Shebeen karaoke after Anni’s murder

2011-01-22 15:49

One of the two hitmen accused of murdering Swedish tourist Anni Dewani on her honeymoon in Cape Town allegedly partied after the murder, singing ­karaoke and buying rounds of booze in a shebeen.

Mziwamadoda Qwabe (28) of Khayelitsha is currently in ­custody for the murder of ­Dewani, whose husband, Shrien, is accused by police of ­orchestrating the hit.

Shrien Dewani’s extradition hearing was postponed to ­February 8 in the Westminster Magistrate’s Court in London this week.

A City Press investigation hasestablished that:

» Qwabe and Xolile Mngeni (23), the other alleged hitman, ­desperately sought transport to Gugulethu on the night of the murder;

» Another patron of Sonwabo’s Place – known to regulars as “Sobs shebeen” – innocently gave the alleged killers a lift to the scene of the crime; and

» Mngeni was desperate to get money so that he could undergo ritual ­circumcision.

An hour after the murder was originally due to take place, ­Mngeni and Qwabe were still desperately trying to find a lift.

They asked several people in Sobs shebeen – their favourite drinking hang-out – for a lift, until one of the patrons agreed.

The man, Mwanda Vanda, was picked up and questioned by the police soon after the murder, but was released when it ­became clear that he had played no part in the plot.

Zola Tonga, the driver of the couple’s hijacked taxi, told in his court confession how he met with Mngeni and Qwabe to plan the “hijacking”.

On the night of the murder he allegedly arrived with Shrien Dewani and Anni at the agreed time and place where the bogus hijacking was to happen, but then left because the hitmen were ­nowhere to be seen.

Instead he drove the Dewanis to a restaurant in the Strand and, while the couple were ­having dinner, he called the two hitmen to find out what was ­happening.

Vanda has gone to ground, but a close friend of his mother – who confronted him after she heard of his arrest – said he ­admitted to giving the duo a lift but had no idea what they were allegedly planning.

The woman, who asked not to be named for fear of being ­victimised, said: “They arrived at Sobs and asked several ­people for a lift to Gugulethu, saying they were going to meet friends.

“Mwanda told them he had been drinking and did not want to drive, but then agreed to give them a lift when Qwabe said he would drive the car,” she said.

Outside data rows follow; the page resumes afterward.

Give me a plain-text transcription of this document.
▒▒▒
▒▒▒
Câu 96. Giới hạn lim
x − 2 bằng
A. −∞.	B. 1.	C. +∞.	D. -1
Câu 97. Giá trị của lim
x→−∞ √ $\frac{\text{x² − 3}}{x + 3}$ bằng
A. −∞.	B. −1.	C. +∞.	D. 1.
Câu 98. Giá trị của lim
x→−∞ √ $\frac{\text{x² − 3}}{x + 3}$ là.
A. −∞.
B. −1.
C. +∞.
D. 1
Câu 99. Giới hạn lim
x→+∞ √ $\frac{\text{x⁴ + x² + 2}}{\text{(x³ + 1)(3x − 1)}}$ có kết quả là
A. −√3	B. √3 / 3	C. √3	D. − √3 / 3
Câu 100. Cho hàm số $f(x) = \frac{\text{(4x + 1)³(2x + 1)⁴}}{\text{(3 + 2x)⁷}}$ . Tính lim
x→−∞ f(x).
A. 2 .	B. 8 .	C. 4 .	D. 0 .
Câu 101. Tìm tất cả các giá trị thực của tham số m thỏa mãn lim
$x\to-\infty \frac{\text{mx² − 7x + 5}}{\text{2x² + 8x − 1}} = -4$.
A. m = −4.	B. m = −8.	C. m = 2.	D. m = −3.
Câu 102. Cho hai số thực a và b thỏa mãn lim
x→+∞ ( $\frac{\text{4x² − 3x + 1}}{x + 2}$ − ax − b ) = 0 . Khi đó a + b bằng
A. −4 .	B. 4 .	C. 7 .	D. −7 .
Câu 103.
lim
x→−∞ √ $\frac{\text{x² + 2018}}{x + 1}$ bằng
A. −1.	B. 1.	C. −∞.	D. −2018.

“There were at least two other people in the car, but they were dropped off on the way.

Mwanda told me they were communicating with someone on the way: there were lots of back-and-forth calls, but he does not know who they were talking to.”

After the killing “there was a bit of a party” at Sobs, with Qwabe entertaining patrons with karaoke singing and splashing out on rounds of drinks for ­patrons.

One resident said: “After we heard about the party, we all wondered where he got the ­money to buy drinks for ­everyone. He is someone who does not have money and he does not have a job.”

Mngeni, who was unemployed and permanently broke, was “suddenly wearing a flashy and expensive pair of new shoes”.

This week a relative and one of his closest friends, Lennox Mngeni, said his cousin had been obsessed by the fact that he was the only one among his friends who had not ­undergone ritual circumcision.

“He was desperate for money to be able to go into the bush,” said Lennox.

“This thing was worrying him all the time. All his friends had been circumcised.

“He felt ­inferior to boys ­younger than him who had been to the bush.

“His granny, who brought him up after his mother died when he was only five, was trying to save money from her small ­government pension to pay for him to go to the bush, but he was impatient; he could not wait any longer,” Lennox said.

The area where Qwabe and Mngeni live is in an older, ­developed part of sprawling Khayelitsha, with tarred roads and small but well-built ­apartheid-era brick houses that many owners have begun ­renovating and ­extending.

Mngeni’s ageing grandmother, Zanyiwe Mngeni, said of him this week: “He is a quiet, ­well-behaved and obedient boy who never answered me back or ­argued when I told him to clean the house.

He just did what he was told to do.

“He cooked for me and brought me tea in bed when my arthritis was bad,” she said. “But I do not know how he behaved outside the house.

“He was in trouble before – ­after he shot another boy during an argument – but he got off that case,” she said.